Con Benedict Cumberbatch nei panni di un cowboy beffardamente malizioso nel Montana degli anni ’20, il teso psicodramma western di Jane Campion, il suo primo lungometraggio in oltre un decennio, è il nostro miglior film del 2021

TIl miglior film dell’anno è un western, basato su un romanzo degli anni ’60 (di Thomas Savage) quando il western era un genere popolare più accettato sia nei film che nei libri di quanto lo sia ora. Ma modifica quel genere, creando qualcosa di più sfuggente e ingestibile: lo psicodramma western? gotico occidentale? E affronta questioni riguardanti la politica sessuale, la mascolinità tossica e le disfunzioni familiari in un modo molto contemporaneo.

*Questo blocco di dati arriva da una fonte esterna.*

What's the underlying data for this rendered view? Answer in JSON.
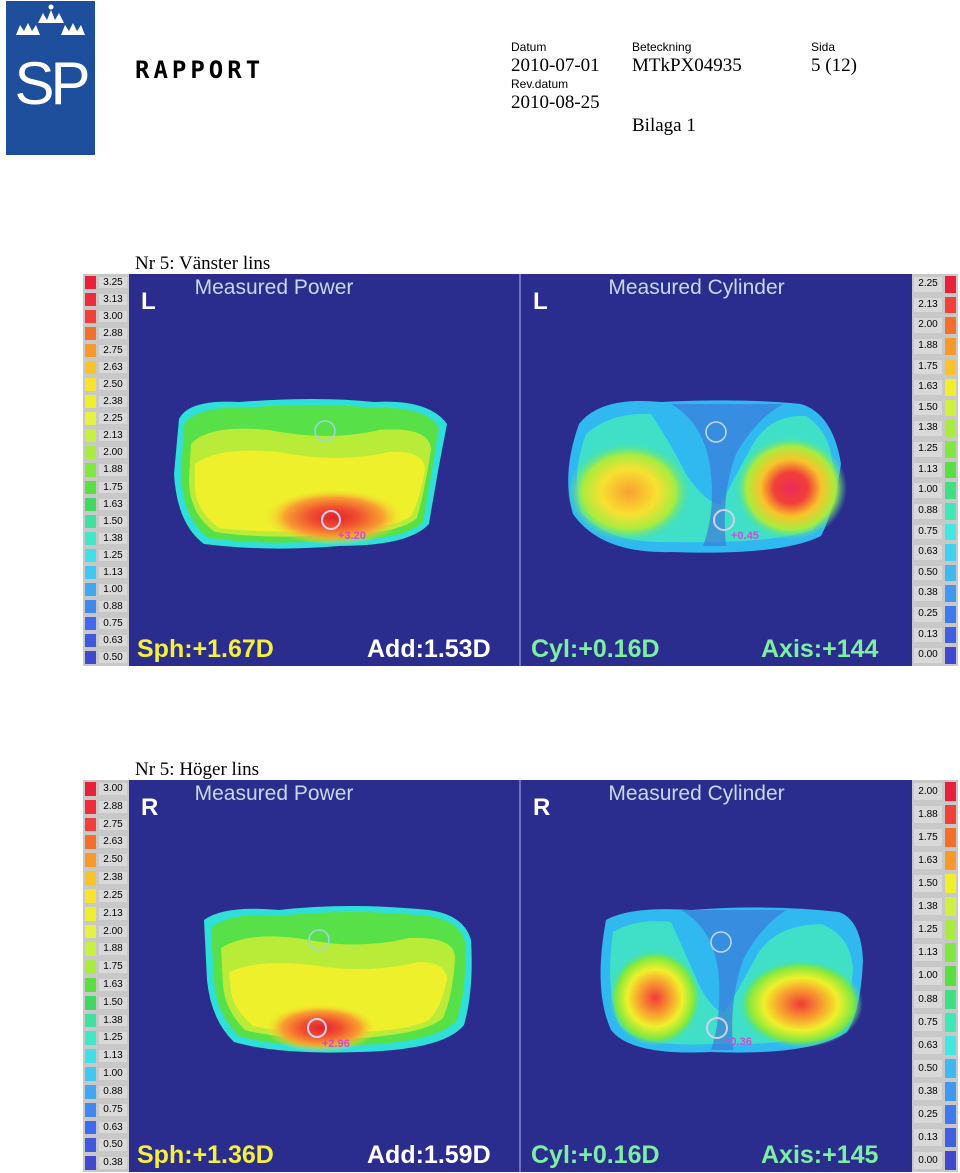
{
  "header": {
    "report_label": "RAPPORT",
    "datum_label": "Datum",
    "datum_value": "2010-07-01",
    "rev_label": "Rev.datum",
    "rev_value": "2010-08-25",
    "beteckning_label": "Beteckning",
    "beteckning_value": "MTkPX04935",
    "sida_label": "Sida",
    "sida_value": "5 (12)",
    "bilaga": "Bilaga 1",
    "logo_text": "SP"
  },
  "left_lens": {
    "section_title": "Nr 5: Vänster lins",
    "power_scale": [
      "3.25",
      "3.13",
      "3.00",
      "2.88",
      "2.75",
      "2.63",
      "2.50",
      "2.38",
      "2.25",
      "2.13",
      "2.00",
      "1.88",
      "1.75",
      "1.63",
      "1.50",
      "1.38",
      "1.25",
      "1.13",
      "1.00",
      "0.88",
      "0.75",
      "0.63",
      "0.50"
    ],
    "cylinder_scale": [
      "2.25",
      "2.13",
      "2.00",
      "1.88",
      "1.75",
      "1.63",
      "1.50",
      "1.38",
      "1.25",
      "1.13",
      "1.00",
      "0.88",
      "0.75",
      "0.63",
      "0.50",
      "0.38",
      "0.25",
      "0.13",
      "0.00"
    ],
    "power_map": {
      "eye": "L",
      "title": "Measured Power",
      "spot_value": "+3.20",
      "sph": "Sph:+1.67D",
      "add": "Add:1.53D"
    },
    "cylinder_map": {
      "eye": "L",
      "title": "Measured Cylinder",
      "spot_value": "+0.45",
      "cyl": "Cyl:+0.16D",
      "axis": "Axis:+144"
    }
  },
  "right_lens": {
    "section_title": "Nr 5: Höger lins",
    "power_scale": [
      "3.00",
      "2.88",
      "2.75",
      "2.63",
      "2.50",
      "2.38",
      "2.25",
      "2.13",
      "2.00",
      "1.88",
      "1.75",
      "1.63",
      "1.50",
      "1.38",
      "1.25",
      "1.13",
      "1.00",
      "0.88",
      "0.75",
      "0.63",
      "0.50",
      "0.38"
    ],
    "cylinder_scale": [
      "2.00",
      "1.88",
      "1.75",
      "1.63",
      "1.50",
      "1.38",
      "1.25",
      "1.13",
      "1.00",
      "0.88",
      "0.75",
      "0.63",
      "0.50",
      "0.38",
      "0.25",
      "0.13",
      "0.00"
    ],
    "power_map": {
      "eye": "R",
      "title": "Measured Power",
      "spot_value": "+2.96",
      "sph": "Sph:+1.36D",
      "add": "Add:1.59D"
    },
    "cylinder_map": {
      "eye": "R",
      "title": "Measured Cylinder",
      "spot_value": "+0.36",
      "cyl": "Cyl:+0.16D",
      "axis": "Axis:+145"
    }
  },
  "colors": {
    "map_background": "#2b2d8e",
    "stat_yellow": "#f5f03a",
    "stat_white": "#ffffff",
    "stat_green": "#7cf0a0",
    "power_swatches": [
      "#e8203a",
      "#ee2c3c",
      "#f0403a",
      "#f4702a",
      "#f89a2a",
      "#f8c42a",
      "#f8e42a",
      "#f0f02a",
      "#e8f040",
      "#c8f040",
      "#a8ec40",
      "#80e840",
      "#58e040",
      "#40d860",
      "#40e0a0",
      "#40e8c8",
      "#40e0e8",
      "#40c8f0",
      "#40a8f0",
      "#4088f0",
      "#4068f0",
      "#4058e0",
      "#4048d0"
    ],
    "cyl_swatches": [
      "#e8203a",
      "#f04038",
      "#f4702a",
      "#f89a2a",
      "#f8c42a",
      "#f0f02a",
      "#d0f040",
      "#a8ec40",
      "#80e840",
      "#58e040",
      "#40e080",
      "#40e8b8",
      "#40e8e0",
      "#40d0f0",
      "#40b8f0",
      "#4098f0",
      "#4078f0",
      "#4060e0",
      "#4048d0"
    ]
  }
}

The Power of the Dog è il primo lungometraggio di Jane Campion in oltre un decennio, gli ultimi 10 anni sono stati per lo più occupati dalla sua serie TV in streaming di successo, Top of the Lake, con Elisabeth Moss . Forse quel progetto ha influenzato l’elemento del mistero dell’omicidio in questo ultimo film, il cui titolo è tratto da Salmi 22:20: “Libera la mia anima dalla spada, la mia preziosa vita dal potere del cane!”
Benedict Cumberbatch e Jesse Plemons interpretano due fratelli, Phil e George, che gestiscono un ranch nel Montana degli anni ’20. Phil è un ruffiano sudato: un prepotente istintivo e feroce che chiama suo fratello “cicciotto”, incoraggia i braccianti del ranch a deriderlo e deride le pretese di George di vestiti e cappelli stravaganti. Nel suo modo presuntuoso e autocelebrativo, Phil è ossessionato dal fatto che è lui quello con il know-how pratico per far funzionare il ranch, a differenza di suo fratello milksop, perché ha imparato queste abilità da un veterano allevatore , ora morto, chiamato Bronco Henry. Ma Phil è anche represso e dipende completamente da George emotivamente: questi due uomini adulti condividono una camera da letto nella loro grande casa come bambini piccoli.https://www.youtube-nocookie.com/embed/ELvKuuXdfCU?wmode=opaque&feature=oembed
Ma quale di questi due si sta dando delle arie? Chi sta mettendo in scena? I due fratelli vengono dal denaro: i loro genitori ricchi, sofisticati e politicamente ben collegati li hanno messi in gioco negli affari. C’è una scena straziante quando la coppia di anziani viene a cena: George insiste per vestirsi in smoking. Ma Phil mette tutti in imbarazzo presentandosi sudato e sporco.
Le tensioni esistenti tra i fratelli esplodono allo scoperto quando George rivela a Phil di essersi sposato, a Rose ( Kirsten Dunst ) la vedova che gestisce il caffè in città e ha un sensibile figlio adolescente Peter ( Kodi Smit-McPhee ), ora essere il figliastro ed erede di George. Rose sta per trasferirsi come padrona di casa e Phil avverte l’immediata perdita del proprio status: sottopone Rose a un’odiosa campagna di molestie e rende Peter oggetto di bullismo omofobico. Ma poi avviene una strana inversione di tendenza: fa amicizia con il giovane Peter e dichiara che lo porterà a cavalcare nelle remote colline dove lo istruirà sui modi di allevare e di essere un uomo, come gli ha insegnato Bronco Henry.
Cumberbatch rende Phil un mostro vivido e orribile, tanto più inquietante per i suoi lampi di intelligenza e astuzia. Quando Rose porta il suo pianoforte nella grande casa (un’eco irresistibile del precedente classico di Campion ) e tenta di suonarci la Marcia Radetzky di Strauss, Phil si unisce maliziosamente al suo banjo a cinque corde, allontanando la povera Rose dal suo colpo e rivelando che lui è, infatti, un po’ più talentuoso musicalmente di lei. Ma la performance di Kodi Smit-McPhee nei panni di Peter eguaglia lui in presenza e potenza, e la storia non va affatto dove pensi. È un film dal morso letale.